Ukraine, Ukrainian: Australian James Spenceley drives ambulances to Ukraine war zone

Most people wouldn’t voluntarily enter a war zone, but James Spenceley has recently crossed into Ukraine for the fourth time since the war broke out.

The Australian businessman is on a mission to deliver lifesaving ambulances to the front lines.

“We’re in Mykolaiv, which is about 20km from the frontline around Kherson in the south,” he said.

The town typically has a population of about 500,000, but that number has essentially halved since the war began.

This is Mr Spenceley’s fourth trip to the war zone since Russia invaded almost eight months ago.

The founder of international telco Vocus Group and chairman of Airtasker has followed the invasion very closely, as his wife Viktoriia is Ukrainian.

“We were just looking for a way to help,” he said.

On Tuesday his team crossed over the Polish border with seven ambulances in tow.

They delivered the first to the Red Cross before they moved on to deliver the critical care vehicles to first responder teams on the frontline.

“Mykolaiv is probably the hardest-hit town,” he said.

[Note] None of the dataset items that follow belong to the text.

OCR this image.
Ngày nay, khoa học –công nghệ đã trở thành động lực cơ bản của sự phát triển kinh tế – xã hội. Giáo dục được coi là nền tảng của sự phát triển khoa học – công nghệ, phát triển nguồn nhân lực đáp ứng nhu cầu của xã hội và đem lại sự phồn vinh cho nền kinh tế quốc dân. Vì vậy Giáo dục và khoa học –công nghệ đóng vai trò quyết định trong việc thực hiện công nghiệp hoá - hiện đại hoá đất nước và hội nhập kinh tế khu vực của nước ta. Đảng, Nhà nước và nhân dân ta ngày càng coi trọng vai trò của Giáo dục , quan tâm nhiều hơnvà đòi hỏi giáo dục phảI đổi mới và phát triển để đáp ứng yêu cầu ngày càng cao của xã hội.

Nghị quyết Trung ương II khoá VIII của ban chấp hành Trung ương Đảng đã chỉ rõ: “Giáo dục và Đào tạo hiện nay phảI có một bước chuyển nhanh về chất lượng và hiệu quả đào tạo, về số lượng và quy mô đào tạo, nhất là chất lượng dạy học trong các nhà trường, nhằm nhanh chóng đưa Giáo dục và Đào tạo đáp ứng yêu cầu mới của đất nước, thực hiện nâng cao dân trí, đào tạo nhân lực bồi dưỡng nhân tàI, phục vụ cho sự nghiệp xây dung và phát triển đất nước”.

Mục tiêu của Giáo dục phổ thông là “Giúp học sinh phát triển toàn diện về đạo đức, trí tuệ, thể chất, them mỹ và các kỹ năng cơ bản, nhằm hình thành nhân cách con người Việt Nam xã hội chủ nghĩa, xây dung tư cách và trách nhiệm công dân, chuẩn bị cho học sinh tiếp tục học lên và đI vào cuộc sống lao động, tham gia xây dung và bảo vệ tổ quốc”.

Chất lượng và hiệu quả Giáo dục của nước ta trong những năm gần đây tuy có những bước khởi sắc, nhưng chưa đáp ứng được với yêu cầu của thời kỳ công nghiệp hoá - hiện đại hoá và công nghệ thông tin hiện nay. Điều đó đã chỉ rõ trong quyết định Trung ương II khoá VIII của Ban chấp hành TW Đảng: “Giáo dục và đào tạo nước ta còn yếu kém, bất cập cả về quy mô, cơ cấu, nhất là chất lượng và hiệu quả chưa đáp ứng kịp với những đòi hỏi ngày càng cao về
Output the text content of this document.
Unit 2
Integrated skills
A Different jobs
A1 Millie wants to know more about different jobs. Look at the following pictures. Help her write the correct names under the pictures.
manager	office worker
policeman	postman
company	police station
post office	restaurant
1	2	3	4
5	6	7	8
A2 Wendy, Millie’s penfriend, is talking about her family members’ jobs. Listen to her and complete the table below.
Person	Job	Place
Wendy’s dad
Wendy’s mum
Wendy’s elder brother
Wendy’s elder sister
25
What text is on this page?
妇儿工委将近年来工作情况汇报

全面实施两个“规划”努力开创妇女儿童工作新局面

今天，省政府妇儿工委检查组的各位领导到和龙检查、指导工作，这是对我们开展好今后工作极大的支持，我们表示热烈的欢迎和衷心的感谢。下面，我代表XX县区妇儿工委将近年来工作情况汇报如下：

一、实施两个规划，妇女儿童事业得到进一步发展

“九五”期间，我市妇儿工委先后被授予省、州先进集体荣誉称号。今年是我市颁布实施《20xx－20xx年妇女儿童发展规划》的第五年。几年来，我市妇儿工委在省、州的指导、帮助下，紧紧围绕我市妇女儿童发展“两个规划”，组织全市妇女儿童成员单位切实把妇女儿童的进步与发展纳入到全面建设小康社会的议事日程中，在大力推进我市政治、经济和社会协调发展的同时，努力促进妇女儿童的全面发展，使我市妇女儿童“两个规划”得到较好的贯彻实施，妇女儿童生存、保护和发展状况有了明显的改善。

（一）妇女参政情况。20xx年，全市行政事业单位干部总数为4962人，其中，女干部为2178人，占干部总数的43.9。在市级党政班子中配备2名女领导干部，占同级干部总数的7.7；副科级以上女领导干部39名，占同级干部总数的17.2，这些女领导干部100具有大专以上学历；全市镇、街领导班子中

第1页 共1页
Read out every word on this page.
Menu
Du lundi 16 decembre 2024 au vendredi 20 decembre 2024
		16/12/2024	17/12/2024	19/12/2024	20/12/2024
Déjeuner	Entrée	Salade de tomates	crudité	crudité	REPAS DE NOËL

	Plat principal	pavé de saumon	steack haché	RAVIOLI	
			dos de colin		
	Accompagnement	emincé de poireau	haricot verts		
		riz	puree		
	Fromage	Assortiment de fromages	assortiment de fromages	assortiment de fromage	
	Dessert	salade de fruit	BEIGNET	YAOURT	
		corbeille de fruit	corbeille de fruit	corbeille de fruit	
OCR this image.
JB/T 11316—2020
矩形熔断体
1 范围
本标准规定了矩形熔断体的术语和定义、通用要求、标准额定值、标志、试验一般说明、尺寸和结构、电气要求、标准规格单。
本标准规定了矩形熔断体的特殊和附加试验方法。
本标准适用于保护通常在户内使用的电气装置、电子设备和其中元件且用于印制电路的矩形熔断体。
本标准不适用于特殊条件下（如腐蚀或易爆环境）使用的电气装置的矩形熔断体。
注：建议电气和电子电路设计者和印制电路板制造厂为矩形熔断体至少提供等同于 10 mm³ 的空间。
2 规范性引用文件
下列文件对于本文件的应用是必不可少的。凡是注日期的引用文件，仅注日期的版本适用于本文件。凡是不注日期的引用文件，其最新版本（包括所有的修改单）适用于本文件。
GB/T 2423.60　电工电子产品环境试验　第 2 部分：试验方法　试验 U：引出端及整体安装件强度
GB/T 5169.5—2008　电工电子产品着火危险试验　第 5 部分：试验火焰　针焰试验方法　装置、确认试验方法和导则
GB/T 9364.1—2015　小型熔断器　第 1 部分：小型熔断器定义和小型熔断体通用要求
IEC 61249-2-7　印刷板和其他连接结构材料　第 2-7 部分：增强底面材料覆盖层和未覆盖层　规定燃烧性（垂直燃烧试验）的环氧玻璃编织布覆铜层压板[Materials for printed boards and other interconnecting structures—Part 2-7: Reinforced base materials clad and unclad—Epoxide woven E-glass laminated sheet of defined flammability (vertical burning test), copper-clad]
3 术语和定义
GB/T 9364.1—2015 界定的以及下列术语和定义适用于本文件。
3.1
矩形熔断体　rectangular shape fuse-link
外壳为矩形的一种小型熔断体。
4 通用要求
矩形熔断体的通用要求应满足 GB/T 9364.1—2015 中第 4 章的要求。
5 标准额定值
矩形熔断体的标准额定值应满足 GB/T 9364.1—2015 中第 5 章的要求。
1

“The guy from the Red Cross was telling me they get six to eight rockets every night.”

Just as he spoke, a warning alarm sounded through the window.

“It’s just gone off actually,” he said.

He cracked open the window and the eerie scream of the siren rang through the night.

Mr Spenceley said he’s pretty safe in the middle of the hotel, but he walked into the bathroom anyway. It’s the safest space he can get to before the rocket approaches the town.

“I’m definitely more used to it,” he said.

“We were walking to dinner tonight and the siren went off and that was pretty eerie because the streets are pitch black.

“It’s not like the first time you hear it when your whole body goes cold and you think something is going to land on your head at that very moment.”

Mr Spenceley decided to help fundraise money to purchase ambulances after discovering the Ukrainian army was losing them at a rapid rate from bombings and damaged roads.

“Once we got in the country, we saw just how much they appreciate the ambulances and how many lives it can save,” he said.

An ambulance can evacuate around 20 people to urgent medical care in one trip, a need which is becoming more pressing than ever as Russia has turned to targeting civilian populations with more force.

Mr Spenceley said the thing that struck him about the Ukrainians was their resolve to not back down as the war raged on.

“I was talking to a volunteer soldier and he had kids about the same age as I did,” he said.

“And I said to him how do you do that when you have kids at home, how do you reconcile that you might not see them again?

“He said, ‘The thing that I fear most, more than not seeing my kids again, is that my kids don’t get to grow up in a free country’, and that’s the feeling here.”

When Mr Spenceley was in Lviv in August, he came across two primary-school-aged kids running a lemonade stand on the side of the road.

They said they were raising money for the Ukrainian army.

“There is no sugar-coating it, the kids know they are at war, they know members of family won’t come back,” he said.

“They don’t seem afraid of it, they just seem motivated by it.”

Overnight, Mykolaiv residents grieved the loss of a six-year-old child who was killed during a rocket attack.

Despite facing the devastation of their people and country every day, the Ukrainians showed a single-minded determination to win the war, Mr Spenceley said.

“The more Russia throws at them, it’s having the reverse effect,” he said.

“It’s strengthening the resolve that Ukrainian people can’t live under Russian terrorists.”

Mr Spenceley reminded Australians that even though the war might not feature on our television screens as often, it still raging on.

“Nothing’s changed here, there’s still cities getting hit with rockets, there’s still front lines with people in villages that are caught there, a lot of fighting, a lot of injured and unfortunately, a lot of people are dying,” he said.

“They need as much support as they can get.”

His GoFundMe fundraiser has raised more than $260,000 to bulk purchase an extra 10 ambulances.